Tuesday, 9 June 2015

Conscious consumption

I loved watching this clip of a 3 year old Brazilian boy who doesn't want to eat his (fish) dinner. It's funny the way that children can see so much clearer than adults. I became a vegetarian at 13 years old, 27 years ago. Not eating meat is as much a part of me as my hair or fingernails. Sometimes I don't even know what to say when asked why I'm vegetarian. I explain that in my early teens I was very much into environmentalism (and still am but to a lesser degree, my mother mind is on other things). As well as not wanting to eat animals, I was a young member of Greenpeace and hugely into recycling long before the UK government promoted the idea or provided containers. I remember filling my parent's kitchen with cardboard boxes, much to my mum's pleasure. At this age, I was also into fashion and music but my biggest role model was the late Anita Roddick who founded The Body Shop. I can't remember how I came across her book but it was like a bible to me.  Looking back, I'm quite proud that at such a young age I was concerned with such deeper issues than the kids today whose lives are dominated by celebrity news, reality tv and multimedia.

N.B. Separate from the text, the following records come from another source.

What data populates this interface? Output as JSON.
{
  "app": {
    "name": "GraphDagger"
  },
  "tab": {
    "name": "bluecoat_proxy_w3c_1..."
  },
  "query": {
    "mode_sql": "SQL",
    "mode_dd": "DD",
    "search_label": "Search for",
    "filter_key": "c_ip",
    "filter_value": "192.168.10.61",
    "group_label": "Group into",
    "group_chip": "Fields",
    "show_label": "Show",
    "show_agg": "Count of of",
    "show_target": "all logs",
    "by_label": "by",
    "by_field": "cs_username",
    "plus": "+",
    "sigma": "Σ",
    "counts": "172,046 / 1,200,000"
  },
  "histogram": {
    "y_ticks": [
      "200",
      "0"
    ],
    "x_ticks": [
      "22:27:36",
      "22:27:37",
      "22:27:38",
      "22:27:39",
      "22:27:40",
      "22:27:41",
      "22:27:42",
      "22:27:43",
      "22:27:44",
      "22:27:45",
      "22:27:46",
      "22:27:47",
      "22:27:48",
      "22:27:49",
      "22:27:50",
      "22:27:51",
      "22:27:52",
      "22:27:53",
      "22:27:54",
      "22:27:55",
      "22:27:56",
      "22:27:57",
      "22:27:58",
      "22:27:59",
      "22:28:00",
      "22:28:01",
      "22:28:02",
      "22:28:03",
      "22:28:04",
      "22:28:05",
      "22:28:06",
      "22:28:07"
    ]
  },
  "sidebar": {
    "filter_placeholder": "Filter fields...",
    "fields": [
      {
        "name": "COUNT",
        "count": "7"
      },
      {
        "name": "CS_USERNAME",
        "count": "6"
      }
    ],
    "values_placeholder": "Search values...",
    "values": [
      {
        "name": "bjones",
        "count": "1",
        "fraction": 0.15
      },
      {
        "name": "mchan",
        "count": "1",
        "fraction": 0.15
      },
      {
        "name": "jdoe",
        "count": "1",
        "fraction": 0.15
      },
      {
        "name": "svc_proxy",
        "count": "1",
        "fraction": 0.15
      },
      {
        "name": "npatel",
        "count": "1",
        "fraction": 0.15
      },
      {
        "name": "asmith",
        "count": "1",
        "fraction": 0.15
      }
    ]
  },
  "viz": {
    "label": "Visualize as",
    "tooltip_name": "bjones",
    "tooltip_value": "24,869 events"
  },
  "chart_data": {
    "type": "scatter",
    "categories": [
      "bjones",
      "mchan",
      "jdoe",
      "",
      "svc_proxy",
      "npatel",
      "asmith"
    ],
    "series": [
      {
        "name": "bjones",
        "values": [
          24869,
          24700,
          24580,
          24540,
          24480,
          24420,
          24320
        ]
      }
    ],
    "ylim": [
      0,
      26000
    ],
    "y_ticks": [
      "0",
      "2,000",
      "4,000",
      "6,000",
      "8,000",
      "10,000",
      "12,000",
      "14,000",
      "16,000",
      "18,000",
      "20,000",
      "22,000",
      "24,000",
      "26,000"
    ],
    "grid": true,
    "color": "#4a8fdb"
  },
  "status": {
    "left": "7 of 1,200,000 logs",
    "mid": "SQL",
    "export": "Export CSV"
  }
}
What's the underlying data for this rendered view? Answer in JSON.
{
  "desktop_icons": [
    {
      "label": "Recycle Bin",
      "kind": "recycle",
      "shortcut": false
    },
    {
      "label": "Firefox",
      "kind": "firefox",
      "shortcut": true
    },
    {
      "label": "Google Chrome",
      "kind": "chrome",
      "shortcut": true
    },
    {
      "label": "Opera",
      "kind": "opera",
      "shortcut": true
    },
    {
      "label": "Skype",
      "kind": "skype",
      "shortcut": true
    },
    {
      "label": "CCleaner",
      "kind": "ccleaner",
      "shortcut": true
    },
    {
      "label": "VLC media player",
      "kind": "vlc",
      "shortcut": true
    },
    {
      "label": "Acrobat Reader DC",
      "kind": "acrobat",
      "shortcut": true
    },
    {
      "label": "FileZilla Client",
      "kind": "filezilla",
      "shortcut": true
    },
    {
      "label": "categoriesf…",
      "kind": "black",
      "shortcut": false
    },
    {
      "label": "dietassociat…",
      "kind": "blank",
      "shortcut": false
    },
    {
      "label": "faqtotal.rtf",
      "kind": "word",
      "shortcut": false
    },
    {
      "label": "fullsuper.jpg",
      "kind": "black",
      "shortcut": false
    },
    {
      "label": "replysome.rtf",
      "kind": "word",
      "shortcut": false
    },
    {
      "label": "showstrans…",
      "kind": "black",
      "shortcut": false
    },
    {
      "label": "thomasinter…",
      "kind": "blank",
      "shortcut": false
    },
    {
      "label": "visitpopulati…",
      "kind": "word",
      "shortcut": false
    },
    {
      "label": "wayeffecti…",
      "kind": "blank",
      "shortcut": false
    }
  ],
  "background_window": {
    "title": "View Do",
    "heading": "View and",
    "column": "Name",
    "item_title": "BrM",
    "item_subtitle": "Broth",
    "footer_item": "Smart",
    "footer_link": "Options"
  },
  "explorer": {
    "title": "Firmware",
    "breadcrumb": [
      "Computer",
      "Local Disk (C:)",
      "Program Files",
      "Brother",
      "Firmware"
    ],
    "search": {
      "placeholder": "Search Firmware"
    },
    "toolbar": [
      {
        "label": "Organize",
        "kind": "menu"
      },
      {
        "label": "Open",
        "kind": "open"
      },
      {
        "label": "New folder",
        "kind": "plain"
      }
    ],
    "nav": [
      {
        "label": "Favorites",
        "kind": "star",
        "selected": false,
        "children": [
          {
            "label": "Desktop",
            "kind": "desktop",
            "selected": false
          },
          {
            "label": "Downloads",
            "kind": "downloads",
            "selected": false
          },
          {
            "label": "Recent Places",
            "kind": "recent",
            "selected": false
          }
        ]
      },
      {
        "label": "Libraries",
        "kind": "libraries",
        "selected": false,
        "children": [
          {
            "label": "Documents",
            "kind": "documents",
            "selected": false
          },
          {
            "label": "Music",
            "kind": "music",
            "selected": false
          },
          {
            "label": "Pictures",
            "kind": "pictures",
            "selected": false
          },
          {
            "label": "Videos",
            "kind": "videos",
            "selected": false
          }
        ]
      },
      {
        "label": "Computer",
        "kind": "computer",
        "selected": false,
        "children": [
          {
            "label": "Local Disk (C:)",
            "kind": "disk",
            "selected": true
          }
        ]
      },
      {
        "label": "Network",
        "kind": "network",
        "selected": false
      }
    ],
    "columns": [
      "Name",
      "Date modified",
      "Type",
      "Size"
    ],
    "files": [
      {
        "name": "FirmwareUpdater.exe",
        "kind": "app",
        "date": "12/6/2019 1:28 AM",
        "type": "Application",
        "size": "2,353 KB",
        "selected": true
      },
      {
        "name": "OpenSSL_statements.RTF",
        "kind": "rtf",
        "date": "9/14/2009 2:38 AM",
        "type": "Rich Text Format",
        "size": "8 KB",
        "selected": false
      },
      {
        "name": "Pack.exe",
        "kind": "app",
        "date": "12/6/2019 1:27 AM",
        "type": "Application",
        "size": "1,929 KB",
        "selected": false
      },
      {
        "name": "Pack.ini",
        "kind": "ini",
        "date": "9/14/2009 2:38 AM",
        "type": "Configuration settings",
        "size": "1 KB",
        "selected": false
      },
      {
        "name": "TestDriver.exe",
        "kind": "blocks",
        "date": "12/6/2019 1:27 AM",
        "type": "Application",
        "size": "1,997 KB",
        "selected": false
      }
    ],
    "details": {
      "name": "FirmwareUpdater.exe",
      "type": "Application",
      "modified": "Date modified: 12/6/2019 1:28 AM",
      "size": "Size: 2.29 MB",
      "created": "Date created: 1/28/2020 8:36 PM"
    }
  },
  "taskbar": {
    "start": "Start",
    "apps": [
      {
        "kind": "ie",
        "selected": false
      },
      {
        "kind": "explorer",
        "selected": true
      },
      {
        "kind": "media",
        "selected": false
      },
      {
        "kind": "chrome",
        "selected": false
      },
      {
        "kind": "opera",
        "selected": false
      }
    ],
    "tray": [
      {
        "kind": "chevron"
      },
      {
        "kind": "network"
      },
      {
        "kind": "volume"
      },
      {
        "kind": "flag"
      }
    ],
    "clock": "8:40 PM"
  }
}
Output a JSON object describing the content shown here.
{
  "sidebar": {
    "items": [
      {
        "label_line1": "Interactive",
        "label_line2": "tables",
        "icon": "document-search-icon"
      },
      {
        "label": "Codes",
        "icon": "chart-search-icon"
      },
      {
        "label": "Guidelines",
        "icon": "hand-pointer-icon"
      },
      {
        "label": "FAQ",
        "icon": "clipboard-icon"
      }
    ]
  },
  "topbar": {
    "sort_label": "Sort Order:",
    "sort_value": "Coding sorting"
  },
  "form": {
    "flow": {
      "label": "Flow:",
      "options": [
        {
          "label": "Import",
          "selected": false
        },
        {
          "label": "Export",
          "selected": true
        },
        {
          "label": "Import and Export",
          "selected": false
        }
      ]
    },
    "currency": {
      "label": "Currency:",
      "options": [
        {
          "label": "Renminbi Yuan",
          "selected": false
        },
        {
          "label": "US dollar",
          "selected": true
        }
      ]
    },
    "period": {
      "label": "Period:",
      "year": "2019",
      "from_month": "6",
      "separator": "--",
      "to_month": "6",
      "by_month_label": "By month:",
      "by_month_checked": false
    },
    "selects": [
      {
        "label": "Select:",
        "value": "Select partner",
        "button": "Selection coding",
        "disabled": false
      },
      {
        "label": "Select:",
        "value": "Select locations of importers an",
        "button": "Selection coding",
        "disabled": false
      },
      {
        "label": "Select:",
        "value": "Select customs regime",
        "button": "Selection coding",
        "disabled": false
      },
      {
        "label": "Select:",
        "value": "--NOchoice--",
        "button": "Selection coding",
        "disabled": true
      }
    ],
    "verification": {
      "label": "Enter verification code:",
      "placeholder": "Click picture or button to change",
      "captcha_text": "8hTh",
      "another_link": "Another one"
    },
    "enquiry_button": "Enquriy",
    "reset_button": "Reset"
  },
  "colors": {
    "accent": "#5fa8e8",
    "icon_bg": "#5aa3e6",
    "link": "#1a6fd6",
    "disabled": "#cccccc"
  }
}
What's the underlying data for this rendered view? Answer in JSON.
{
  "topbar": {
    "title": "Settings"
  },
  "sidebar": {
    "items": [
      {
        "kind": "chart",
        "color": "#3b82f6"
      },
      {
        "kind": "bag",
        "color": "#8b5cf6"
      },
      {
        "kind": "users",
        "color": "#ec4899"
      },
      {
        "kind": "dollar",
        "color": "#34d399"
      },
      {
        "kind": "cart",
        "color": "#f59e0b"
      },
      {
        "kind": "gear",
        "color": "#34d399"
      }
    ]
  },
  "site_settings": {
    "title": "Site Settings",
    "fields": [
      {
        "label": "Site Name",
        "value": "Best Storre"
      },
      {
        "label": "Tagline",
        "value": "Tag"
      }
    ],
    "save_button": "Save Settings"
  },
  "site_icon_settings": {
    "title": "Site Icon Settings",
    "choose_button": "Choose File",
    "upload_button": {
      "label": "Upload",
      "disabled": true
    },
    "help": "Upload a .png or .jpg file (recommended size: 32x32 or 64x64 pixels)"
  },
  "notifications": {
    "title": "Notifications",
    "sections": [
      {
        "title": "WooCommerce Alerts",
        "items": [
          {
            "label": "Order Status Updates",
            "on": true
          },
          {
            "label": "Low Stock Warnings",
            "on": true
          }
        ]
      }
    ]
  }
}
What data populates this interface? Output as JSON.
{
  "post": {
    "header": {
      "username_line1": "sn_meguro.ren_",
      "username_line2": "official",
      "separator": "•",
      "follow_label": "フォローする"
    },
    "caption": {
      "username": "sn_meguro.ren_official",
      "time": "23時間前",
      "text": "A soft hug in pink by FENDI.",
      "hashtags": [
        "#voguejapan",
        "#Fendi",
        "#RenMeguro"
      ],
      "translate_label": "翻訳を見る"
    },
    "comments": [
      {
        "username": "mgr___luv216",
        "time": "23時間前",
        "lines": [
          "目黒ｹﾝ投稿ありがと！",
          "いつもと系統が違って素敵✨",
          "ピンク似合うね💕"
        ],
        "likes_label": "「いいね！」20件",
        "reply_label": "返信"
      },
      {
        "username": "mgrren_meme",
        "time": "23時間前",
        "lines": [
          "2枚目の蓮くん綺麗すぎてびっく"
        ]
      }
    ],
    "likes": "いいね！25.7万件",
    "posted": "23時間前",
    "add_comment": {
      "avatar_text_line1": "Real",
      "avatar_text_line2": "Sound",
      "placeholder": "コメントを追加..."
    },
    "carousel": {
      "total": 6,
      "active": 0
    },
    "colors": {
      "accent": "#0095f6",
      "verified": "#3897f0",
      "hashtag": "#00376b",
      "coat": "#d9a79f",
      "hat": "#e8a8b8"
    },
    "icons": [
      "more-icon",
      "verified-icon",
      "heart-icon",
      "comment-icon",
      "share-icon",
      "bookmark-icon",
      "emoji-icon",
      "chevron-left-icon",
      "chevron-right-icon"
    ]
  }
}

I've always admired pioneering women in the beauty industry who are fighting for environmental causes. I've been following the work of Liz Earle for over two decades and I greatly admire Livia Firth. Eco-consciousness has and is an everyday part of my life and The True Cost film leaves a bad taste in my mouth.

For the last few years I've always checked clothes labels and toy boxes to see where things were made. I am very far from being perfect on this point, I like a bargain as much as anyone. But I am big on second-hand clothing, for the children and myself. The lower costs of used clothing allows me to dress them in the eco-conscious labels I like. I also beg family and friends who knit for us and wait for the sales to invest in a few pieces which were ethically made. My children know I get a rash when close to things "made in China" and we've had the odd conversation about the provenance of toys. 

In a time of fast fashion and over consumption, if everyone shopped more mindfully then it would be a step forward. As Alyson Walsh says, "Don't buy shit clothes."